In the end, the effort was all for naught. The addition of Kane proved to be overkill, not what the Rangers really needed after bringing in Tarasenko, who slid almost seamlessly into the Blueshirts’ locker room and culture. Not nearly at full health and a conspicuously poor fit with the lineup, Kane’s acquisition just never felt right – which he seemed to acknowledge on breakup day, speaking in the past tense about his time in a Blueshirt.
“I had a blast. I think it’s a special group in here,” he said. “I think they’ll find a way to win, I think they’ll get there. They have great leadership and it’s a great organization, obviously the fans are very passionate too, so it’s a fun place to play.”
Ever candid, Kane seemed to acknowledge shortcomings in the roster which he had so badly wanted to join.

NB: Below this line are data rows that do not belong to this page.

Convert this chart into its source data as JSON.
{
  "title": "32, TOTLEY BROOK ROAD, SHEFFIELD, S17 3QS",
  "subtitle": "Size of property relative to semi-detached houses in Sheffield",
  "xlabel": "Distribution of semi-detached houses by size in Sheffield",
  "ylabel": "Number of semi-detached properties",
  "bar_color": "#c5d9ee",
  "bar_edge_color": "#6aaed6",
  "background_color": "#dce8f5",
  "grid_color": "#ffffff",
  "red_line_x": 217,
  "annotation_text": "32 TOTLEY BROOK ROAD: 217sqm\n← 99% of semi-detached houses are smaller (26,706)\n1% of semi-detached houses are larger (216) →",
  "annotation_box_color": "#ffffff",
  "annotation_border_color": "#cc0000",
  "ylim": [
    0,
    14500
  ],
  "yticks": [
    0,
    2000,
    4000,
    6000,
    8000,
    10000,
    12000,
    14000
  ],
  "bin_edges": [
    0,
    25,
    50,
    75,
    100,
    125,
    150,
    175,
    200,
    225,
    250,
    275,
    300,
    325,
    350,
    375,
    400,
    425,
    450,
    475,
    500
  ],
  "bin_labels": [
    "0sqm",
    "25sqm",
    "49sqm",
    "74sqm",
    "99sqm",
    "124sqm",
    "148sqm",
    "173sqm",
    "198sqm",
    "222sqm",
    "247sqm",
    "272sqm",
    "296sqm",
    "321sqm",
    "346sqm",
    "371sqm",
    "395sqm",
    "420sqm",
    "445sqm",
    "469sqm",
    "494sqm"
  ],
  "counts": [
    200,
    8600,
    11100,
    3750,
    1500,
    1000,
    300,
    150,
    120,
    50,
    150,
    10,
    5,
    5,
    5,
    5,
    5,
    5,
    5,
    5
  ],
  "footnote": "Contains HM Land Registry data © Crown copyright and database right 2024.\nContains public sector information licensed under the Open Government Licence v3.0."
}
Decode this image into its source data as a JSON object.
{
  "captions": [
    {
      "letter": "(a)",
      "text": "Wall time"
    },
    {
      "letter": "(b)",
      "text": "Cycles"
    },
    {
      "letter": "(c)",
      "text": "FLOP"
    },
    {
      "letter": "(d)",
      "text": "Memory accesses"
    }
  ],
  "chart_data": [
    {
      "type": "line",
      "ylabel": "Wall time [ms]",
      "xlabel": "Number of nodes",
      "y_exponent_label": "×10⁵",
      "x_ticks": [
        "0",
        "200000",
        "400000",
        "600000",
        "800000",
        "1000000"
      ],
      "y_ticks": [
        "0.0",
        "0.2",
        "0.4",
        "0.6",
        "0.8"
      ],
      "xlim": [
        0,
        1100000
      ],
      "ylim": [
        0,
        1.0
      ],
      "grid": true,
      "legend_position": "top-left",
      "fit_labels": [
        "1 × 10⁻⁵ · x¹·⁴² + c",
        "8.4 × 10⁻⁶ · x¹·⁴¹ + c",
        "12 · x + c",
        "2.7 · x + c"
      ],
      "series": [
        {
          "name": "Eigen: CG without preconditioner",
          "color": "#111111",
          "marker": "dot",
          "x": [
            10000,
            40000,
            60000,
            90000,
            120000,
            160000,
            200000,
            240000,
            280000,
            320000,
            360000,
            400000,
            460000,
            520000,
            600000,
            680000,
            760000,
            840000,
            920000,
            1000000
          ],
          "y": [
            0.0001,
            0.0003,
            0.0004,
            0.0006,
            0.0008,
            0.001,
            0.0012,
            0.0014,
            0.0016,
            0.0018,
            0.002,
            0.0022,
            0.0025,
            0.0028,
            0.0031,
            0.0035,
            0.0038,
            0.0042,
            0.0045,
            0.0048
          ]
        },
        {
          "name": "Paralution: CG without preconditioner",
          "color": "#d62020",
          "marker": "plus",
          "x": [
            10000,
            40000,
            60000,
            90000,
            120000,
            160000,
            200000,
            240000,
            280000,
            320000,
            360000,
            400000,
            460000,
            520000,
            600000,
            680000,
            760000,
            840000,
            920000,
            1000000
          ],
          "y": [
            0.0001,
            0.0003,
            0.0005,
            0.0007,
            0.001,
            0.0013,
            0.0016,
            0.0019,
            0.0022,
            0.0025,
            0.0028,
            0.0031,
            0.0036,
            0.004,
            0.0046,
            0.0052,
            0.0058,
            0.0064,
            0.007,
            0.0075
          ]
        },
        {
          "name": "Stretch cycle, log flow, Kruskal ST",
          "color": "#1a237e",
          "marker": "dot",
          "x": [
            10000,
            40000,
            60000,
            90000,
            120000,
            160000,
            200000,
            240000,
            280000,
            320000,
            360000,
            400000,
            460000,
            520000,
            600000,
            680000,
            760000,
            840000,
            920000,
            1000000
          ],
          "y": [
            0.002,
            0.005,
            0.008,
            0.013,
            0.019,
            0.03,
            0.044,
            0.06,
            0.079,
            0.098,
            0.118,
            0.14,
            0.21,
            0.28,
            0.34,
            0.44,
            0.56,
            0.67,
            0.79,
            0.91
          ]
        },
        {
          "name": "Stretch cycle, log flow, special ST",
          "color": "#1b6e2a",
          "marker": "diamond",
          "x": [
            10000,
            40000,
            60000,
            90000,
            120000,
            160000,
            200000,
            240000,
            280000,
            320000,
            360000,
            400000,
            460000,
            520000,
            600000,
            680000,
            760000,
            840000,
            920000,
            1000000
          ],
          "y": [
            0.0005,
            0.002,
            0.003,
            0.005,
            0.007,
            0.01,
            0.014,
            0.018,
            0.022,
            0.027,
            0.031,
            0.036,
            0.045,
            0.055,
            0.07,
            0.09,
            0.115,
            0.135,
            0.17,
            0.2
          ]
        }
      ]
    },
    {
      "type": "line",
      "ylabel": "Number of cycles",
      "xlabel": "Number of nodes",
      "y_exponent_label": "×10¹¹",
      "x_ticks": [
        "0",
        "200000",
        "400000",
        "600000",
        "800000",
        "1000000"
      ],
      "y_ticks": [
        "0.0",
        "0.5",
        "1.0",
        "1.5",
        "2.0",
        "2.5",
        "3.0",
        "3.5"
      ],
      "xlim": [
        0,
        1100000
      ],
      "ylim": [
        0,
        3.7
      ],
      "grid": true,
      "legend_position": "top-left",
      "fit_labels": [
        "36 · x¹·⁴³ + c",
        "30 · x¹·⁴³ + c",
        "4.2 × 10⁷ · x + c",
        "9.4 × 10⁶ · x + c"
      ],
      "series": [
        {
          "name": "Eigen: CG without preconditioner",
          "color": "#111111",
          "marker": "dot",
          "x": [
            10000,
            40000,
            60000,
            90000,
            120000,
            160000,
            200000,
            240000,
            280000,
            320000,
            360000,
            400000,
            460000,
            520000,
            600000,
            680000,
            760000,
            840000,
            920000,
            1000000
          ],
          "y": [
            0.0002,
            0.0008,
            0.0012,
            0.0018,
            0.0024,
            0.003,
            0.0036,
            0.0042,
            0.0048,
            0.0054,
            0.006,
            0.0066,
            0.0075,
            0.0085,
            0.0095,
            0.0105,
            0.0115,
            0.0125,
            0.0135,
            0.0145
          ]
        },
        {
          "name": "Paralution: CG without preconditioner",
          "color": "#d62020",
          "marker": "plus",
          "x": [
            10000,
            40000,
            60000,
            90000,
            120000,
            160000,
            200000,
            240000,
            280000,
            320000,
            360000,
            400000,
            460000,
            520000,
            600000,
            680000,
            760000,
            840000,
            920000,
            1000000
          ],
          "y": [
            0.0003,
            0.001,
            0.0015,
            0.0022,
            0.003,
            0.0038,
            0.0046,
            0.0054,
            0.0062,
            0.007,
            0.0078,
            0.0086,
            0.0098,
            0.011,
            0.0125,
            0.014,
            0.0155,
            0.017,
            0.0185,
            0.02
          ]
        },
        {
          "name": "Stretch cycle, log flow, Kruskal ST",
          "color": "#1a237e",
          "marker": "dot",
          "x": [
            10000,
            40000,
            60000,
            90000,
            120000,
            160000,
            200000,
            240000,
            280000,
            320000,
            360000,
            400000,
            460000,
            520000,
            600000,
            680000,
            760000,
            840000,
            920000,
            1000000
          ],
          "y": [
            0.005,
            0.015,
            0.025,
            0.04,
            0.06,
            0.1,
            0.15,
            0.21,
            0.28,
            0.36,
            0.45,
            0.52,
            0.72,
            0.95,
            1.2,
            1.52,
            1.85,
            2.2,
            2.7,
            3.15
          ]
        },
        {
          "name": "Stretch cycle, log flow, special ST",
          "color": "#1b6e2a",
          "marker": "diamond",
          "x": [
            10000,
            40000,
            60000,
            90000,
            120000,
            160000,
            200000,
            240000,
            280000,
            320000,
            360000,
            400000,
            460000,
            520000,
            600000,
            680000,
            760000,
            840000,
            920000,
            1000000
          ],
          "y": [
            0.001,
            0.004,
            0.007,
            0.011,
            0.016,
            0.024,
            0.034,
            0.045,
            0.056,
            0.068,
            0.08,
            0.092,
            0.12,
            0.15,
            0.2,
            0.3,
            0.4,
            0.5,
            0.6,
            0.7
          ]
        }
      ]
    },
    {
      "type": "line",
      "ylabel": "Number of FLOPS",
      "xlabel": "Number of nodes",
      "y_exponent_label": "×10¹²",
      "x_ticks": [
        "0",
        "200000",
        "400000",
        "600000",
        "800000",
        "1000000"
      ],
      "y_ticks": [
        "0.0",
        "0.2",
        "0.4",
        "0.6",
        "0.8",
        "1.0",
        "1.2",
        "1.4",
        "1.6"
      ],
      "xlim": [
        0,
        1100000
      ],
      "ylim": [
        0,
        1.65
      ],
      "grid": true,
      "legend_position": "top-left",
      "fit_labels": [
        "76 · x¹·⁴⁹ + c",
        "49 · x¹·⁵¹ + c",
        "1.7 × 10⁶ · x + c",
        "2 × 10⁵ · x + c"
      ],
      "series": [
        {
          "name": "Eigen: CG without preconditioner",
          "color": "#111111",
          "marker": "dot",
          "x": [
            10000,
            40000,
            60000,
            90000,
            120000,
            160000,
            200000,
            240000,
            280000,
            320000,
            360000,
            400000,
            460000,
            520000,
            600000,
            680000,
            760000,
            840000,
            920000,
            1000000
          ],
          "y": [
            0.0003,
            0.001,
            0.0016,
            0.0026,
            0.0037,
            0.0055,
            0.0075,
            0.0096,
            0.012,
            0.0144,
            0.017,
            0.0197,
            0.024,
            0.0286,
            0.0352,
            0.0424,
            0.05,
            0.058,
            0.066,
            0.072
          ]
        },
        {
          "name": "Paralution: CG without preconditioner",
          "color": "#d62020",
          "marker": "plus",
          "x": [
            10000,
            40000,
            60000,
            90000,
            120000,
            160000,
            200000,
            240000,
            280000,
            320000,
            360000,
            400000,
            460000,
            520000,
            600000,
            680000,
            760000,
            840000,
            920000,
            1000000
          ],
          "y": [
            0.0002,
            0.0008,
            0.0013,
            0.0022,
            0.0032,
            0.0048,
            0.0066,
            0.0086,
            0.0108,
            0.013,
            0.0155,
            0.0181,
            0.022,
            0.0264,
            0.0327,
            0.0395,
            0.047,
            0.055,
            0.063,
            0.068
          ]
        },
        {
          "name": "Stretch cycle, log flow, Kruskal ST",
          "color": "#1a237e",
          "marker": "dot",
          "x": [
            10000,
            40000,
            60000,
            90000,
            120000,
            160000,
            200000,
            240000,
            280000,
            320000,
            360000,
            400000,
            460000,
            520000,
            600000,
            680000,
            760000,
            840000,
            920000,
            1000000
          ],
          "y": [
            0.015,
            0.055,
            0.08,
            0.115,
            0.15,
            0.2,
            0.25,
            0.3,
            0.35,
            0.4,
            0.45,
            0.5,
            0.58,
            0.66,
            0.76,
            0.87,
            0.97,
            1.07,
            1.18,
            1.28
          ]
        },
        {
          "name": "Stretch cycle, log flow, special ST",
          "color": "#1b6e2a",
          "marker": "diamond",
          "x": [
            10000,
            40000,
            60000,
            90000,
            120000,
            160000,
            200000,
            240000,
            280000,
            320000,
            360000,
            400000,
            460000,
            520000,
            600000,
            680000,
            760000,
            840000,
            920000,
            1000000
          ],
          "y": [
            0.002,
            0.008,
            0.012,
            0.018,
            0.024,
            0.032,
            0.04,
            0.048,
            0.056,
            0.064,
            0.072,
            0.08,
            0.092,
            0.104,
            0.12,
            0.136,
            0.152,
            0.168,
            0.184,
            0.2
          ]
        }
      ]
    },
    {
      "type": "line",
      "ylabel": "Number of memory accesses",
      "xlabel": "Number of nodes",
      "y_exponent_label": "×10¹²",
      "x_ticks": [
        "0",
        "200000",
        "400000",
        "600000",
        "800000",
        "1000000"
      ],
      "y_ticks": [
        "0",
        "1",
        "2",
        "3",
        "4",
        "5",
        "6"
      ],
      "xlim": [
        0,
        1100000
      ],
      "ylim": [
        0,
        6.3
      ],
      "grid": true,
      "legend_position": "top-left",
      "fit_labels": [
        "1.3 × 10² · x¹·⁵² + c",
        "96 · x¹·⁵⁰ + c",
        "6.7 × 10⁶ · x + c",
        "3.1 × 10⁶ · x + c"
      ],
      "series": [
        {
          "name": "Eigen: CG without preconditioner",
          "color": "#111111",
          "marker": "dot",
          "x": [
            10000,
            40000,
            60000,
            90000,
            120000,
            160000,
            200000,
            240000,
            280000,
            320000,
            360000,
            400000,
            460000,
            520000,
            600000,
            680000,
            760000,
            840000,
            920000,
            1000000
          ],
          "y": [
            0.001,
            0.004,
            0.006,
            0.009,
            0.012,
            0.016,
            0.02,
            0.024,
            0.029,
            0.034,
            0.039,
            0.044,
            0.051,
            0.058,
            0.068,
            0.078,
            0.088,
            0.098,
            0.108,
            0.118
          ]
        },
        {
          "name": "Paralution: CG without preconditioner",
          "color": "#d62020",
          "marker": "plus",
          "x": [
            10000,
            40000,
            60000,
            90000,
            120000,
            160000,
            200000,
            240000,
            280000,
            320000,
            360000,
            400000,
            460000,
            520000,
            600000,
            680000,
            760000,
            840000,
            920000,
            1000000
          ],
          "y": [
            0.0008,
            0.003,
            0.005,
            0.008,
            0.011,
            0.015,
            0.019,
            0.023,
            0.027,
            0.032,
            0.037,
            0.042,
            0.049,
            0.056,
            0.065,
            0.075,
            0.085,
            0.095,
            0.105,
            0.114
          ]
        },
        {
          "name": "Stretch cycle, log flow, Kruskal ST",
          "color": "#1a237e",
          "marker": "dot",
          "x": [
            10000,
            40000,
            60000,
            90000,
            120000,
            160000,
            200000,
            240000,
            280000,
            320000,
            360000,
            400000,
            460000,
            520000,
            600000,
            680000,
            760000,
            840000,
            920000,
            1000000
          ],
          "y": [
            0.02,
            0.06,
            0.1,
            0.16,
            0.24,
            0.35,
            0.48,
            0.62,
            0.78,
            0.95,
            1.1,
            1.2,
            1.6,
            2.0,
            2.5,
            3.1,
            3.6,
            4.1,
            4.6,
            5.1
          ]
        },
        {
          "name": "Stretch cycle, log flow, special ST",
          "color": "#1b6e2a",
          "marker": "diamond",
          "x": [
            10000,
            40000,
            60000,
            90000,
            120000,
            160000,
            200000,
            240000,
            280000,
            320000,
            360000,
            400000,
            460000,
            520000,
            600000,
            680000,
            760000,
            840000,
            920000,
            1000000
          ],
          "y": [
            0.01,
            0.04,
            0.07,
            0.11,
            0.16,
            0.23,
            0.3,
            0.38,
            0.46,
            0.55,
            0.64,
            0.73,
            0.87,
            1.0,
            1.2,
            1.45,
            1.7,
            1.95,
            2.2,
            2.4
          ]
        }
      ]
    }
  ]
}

“I just think in certain situations when you’re struggling, you need a bounce. I look back at our (Blackhawks) teams that won, we had Andrew Shaw, Marcus Kruger and Dave Bolland. Those guys scored big goals for us, right? So sometimes you need a depth guy to just kind of get one and get you on the right track a little bit.”
Shaw and Bolland were heart-and-soul guys who played with fire and engaged in the trench warfare element of a playoff series – and as Kane said, delivered key secondary scoring, which Kruger provided as well. Kane, the three-time Cup winner, saw what championship element was missing from his new team.
Will Rangers Learn From Another Playoff Disappointment?
Despite Drury’s noble intention to make his team as formidable as possible for a championship charge, it’s fair to hold him to his share of blame for the defeat. He would have received full credit if Kane have been a dynamic difference-maker in a run to a Cup; instead, the roster’s lack of a key element played a significant role in the club’s postseason demise, and that’s on him. So is the willingness to bring in a player whose health was a major hindrance – especially if that part of Kane’s situation wasn’t properly investigated and/or considered.
Along with the injury problem, what makes the judgments surrounding the team’s deadline moves ripe for questioning was the failure to draw lessons from 2022. Hindsight is 20/20 in stating that Drury should have used his remaining salary space after picking up Tarasenko to add a pair of grinding forwards instead of Kane. That hindsight, however, was available to the GM a year ago.
The issue going forward is whether the organization will finally learn. Little is left from the team’s attempt to bulk up into a postseason-ready group that began in the 2021 offseason, the Rangers having returned to their organizational DNA as a team imbalanced between skill and will. Will the front office finally, be it this summer or at next year’s deadline, put the wisdom earned from a pair of blown playoff series leads into practice?
Rangers fans, disappointed again, can only watch, wait and hope.